Physiology of neuromuscular transmission
The neuromuscular junction
The neuromuscular junction is a synapse between the tightly apposed presynaptic motor neuron terminal and the postsynaptic muscle fiber; this is where a chemical process (release of acetylcholine [ACh] from the nerve ending) leads to an electrical event (muscle membrane depolarization) resulting in a mechanical effect (muscle contraction) (Figure 44-1). Large motor nerve axons branch as they course distally within skeletal muscle. Ultimately, the axons divide into 10 to 100 smaller terminal nerve fibers, lose their myelin sheath, and innervate a single muscle fiber. The combination of the terminal neural fibers that originate from 1 axon and the muscle fibers they innervate form a motor unit. The average number of muscle fibers innervated by a single motor neuron defines the innervation ratio, which, in humans, varies between 1:5 and 1:2000. For smaller muscles that are specialized in fine and precise movement (such as the hand and ocular muscles), the innervation ratio is low (1:5, or 5 muscle fibers per neuron), whereas large antigravity muscles have very high innervation ratios (1:2000). Transmission from nerve to muscle is mediated by ACh, which is synthesized in the nerve terminal and stored in specialized vesicles. Each nerve terminal contains approximately 500,000 vesicles (also called quanta, and each containing 6-10,000 ACh molecules) arranged in a specialized region of the membrane where the synaptic vesicles gather, the active zone. ACh is released by exocytosis into the junctional cleft after an appropriate nerve impulse reaches the nerve terminal and diffuses across the 50- to 70-nm cleft to bind the nicotinic cholinoceptors on the postjunctional muscle membrane and initiate muscle contraction.

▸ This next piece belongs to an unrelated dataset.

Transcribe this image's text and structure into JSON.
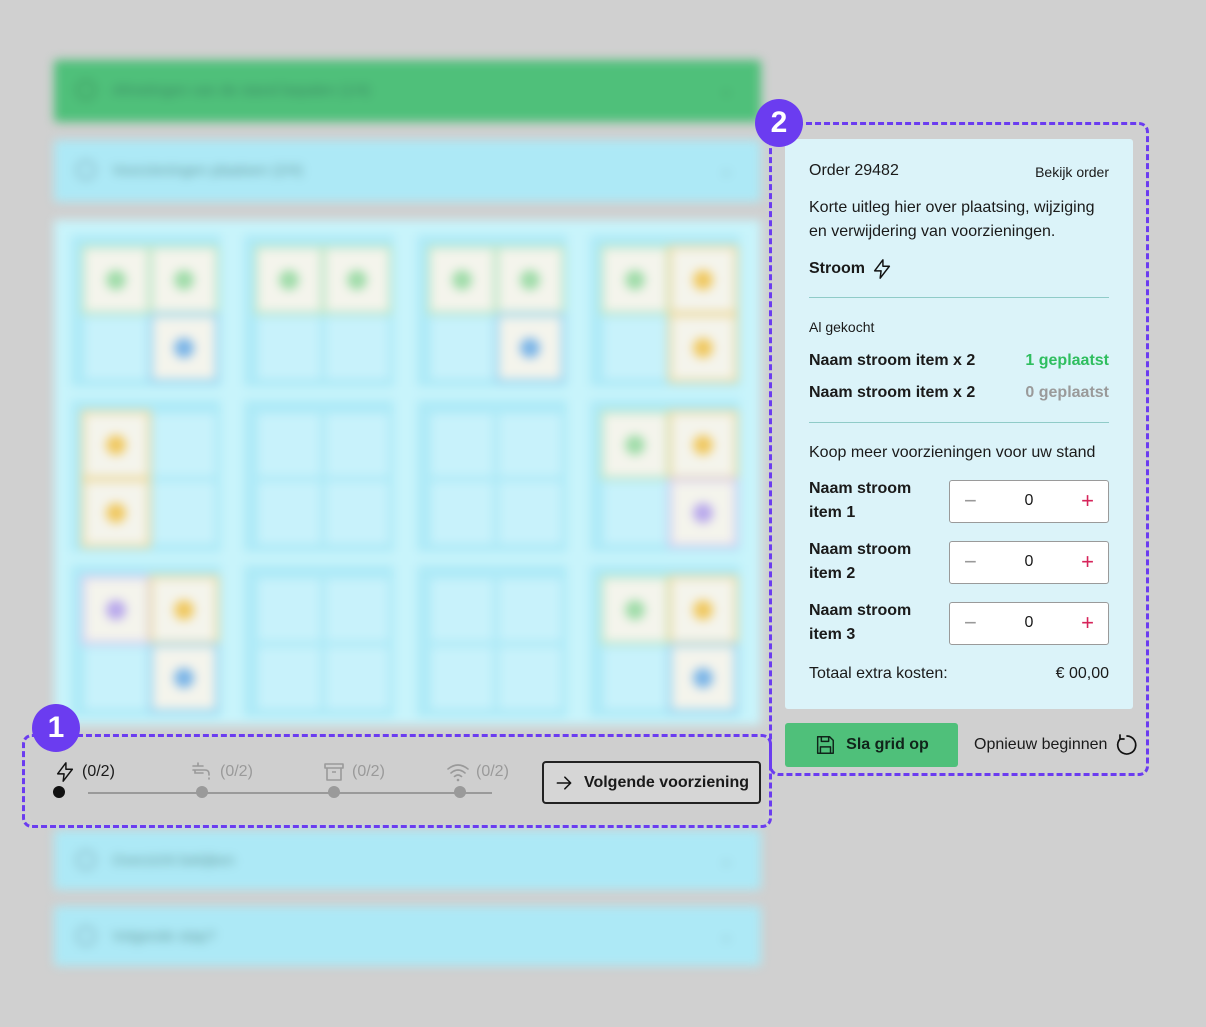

Function of the neuromuscular junction
Acetylcholine synthesis
ACh is synthesized from acetyl coenzyme A and choline under the catalytic influence of choline O-acetyltransferase (CAT) enzyme in the axoplasm (Figure 44-2). The ACh is transported into vesicles by a specific carrier-mediated system. Approximately 80% of the ACh present in the nerve terminal is located in the vesicles, with the remainder dissolved in the axoplasm.